LED-backlit LCD displays have replaced CCFL (cold cathode fluorescent) displays over the past decade as they offer a number of advantages in many aspects including reliability, lifespan, color gamut larger, smaller physical size, power efficiency, dimming capabilities, etc.

While OLED (Organic Light Emitting Diode) displays have become the current choice for many flagship smartphones and smartwatches like the iPhone 11 Pro and 12 line and Apple Watch, mini-LEDs and micro-LEDs are expected to bring further improvements to displays.

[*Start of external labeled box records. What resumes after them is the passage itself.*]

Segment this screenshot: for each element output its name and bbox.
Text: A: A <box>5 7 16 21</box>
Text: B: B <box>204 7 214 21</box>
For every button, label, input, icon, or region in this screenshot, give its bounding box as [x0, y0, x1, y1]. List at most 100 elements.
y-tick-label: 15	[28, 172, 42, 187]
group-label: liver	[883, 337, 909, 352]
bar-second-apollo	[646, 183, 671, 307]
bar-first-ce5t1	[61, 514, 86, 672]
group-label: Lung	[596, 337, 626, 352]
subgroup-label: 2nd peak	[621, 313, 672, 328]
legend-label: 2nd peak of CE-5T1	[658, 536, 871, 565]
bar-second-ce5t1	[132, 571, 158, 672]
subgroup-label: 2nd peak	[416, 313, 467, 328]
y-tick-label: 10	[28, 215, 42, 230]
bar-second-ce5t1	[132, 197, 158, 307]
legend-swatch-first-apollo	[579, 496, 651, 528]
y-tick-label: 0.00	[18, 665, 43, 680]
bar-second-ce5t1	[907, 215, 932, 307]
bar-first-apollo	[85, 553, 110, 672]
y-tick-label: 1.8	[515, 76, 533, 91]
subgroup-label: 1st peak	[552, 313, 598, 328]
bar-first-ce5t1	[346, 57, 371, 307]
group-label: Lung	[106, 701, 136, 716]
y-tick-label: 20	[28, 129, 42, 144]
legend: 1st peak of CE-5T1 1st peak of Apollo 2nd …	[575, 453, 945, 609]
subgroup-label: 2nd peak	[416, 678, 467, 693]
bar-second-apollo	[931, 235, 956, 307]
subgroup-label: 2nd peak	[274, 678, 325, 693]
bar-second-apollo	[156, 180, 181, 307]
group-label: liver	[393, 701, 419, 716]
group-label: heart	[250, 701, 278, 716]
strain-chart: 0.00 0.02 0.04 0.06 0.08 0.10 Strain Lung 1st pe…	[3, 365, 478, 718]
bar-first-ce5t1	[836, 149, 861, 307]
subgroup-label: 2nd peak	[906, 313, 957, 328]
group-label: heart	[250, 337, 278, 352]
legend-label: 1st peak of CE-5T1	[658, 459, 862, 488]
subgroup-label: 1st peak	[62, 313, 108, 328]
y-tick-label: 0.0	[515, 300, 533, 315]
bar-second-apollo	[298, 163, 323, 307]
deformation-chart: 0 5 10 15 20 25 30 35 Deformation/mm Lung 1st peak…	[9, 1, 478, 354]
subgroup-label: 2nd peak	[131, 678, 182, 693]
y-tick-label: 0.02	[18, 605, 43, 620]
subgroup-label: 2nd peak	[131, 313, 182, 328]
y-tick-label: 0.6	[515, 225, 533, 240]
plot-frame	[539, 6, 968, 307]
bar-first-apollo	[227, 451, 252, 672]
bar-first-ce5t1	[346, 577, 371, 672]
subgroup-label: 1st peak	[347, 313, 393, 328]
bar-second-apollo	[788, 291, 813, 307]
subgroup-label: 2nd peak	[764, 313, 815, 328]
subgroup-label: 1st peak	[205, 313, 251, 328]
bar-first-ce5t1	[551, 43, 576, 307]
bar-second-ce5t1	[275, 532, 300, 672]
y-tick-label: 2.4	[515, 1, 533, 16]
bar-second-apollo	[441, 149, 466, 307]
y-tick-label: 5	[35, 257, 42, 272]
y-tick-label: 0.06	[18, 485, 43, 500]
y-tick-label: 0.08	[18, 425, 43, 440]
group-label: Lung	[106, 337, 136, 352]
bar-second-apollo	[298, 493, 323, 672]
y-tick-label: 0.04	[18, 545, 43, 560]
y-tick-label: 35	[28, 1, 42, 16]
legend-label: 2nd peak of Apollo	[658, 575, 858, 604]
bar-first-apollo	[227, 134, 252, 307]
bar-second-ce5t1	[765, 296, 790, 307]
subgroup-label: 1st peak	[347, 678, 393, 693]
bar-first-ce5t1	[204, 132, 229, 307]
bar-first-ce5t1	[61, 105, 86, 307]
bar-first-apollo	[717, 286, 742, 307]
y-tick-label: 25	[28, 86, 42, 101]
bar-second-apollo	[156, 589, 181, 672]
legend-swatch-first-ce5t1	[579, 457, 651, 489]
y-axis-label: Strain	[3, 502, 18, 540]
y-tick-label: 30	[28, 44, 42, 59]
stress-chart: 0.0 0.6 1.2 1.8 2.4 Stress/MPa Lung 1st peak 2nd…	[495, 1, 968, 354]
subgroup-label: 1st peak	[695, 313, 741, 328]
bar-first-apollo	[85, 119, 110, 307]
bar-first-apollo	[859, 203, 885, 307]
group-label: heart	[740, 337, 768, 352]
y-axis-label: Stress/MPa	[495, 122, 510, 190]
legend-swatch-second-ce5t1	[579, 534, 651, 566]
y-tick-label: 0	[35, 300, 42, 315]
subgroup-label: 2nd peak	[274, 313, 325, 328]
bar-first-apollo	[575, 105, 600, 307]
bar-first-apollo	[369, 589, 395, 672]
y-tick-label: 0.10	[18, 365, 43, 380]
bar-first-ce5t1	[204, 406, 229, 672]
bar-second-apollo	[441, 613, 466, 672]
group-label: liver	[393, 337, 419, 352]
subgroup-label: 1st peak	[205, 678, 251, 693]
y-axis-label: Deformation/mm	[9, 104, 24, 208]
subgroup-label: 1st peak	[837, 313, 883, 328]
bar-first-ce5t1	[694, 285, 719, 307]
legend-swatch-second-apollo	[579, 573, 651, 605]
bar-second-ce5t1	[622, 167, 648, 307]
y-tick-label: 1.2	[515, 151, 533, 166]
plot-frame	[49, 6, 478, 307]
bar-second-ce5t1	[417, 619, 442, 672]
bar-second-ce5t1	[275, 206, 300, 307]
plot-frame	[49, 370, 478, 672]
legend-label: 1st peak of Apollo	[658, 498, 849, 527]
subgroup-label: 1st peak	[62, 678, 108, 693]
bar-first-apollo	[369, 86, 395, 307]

What is mini LED display technology?

Traditional LED backlit displays will have from tens to hundreds of LEDs. As the name suggests, mini-LED displays use miniaturized backlighting and can feature over a thousand full-array local dimming zones (FALDs).

Advantages of the mini-LED:

  • Higher contrast ratio
  • Higher brightness
  • Deeper blacks
  • Energy efficient
  • Less prone to burn out than OLED
  • Uses inorganic gallium nitride (GaN), does not degrade over time like OLED

So what are micro LEDs? They are an order of magnitude smaller than the mini variant and are as small as 1 / 100th the size of a traditional LED backlight in an LCD display. They take the advantages of mini-LED a step further over standard LED LCDs and can provide 30 times the brightness of OLED.

The tricky part of making high quality micro LED displays is that you dedicate one LED for every pixel on a display. Semiconductor engineering Explain:

MicroLED is where you scale them down to tens of microns. You place one in each pixel. It’s so much smaller and harder to do. It’s harder to physically place them where you want them to be. It is also more difficult to make the LEDs themselves to work well.

Apple’s plans for iPad and MacBook

So it makes sense that the two main hurdles to these new display technologies are cost and large-scale manufacturing, and that Apple first looks to make mini-LEDs with its larger portable devices and put implement the micro-LED with Apple Watch to start.

In 2019, Kuo predicted that Apple’s iPad Pro and 16-inch MacBook Pro are expected to switch to the mini-LED as early as Q4 2020. That hasn’t happened, but reports are mounting. that the time is soon. More recent reports from TrendForce and Digitimes predict that the upcoming 12.9-inch iPad Pro will receive a mini-LED in the first quarter of 2021.

And just yesterday, Macotakara released a report that the new large iPad Pro with mini LED will launch in March this year with a slightly thicker body to accommodate the new display technology.

Meanwhile, the new 14- and 16-inch MacBook Pro M1 models we’d expect should include the switch to mini-LEDs as well. These should be published this year.

When it comes to micro-LEDs, we don’t hear as much about this change. Apple Watch 6 / SE didn’t embrace the technology last year (after a report it did), but it could be that the Apple Watch Series 7 is the first to launch the micro-LED in the autumn.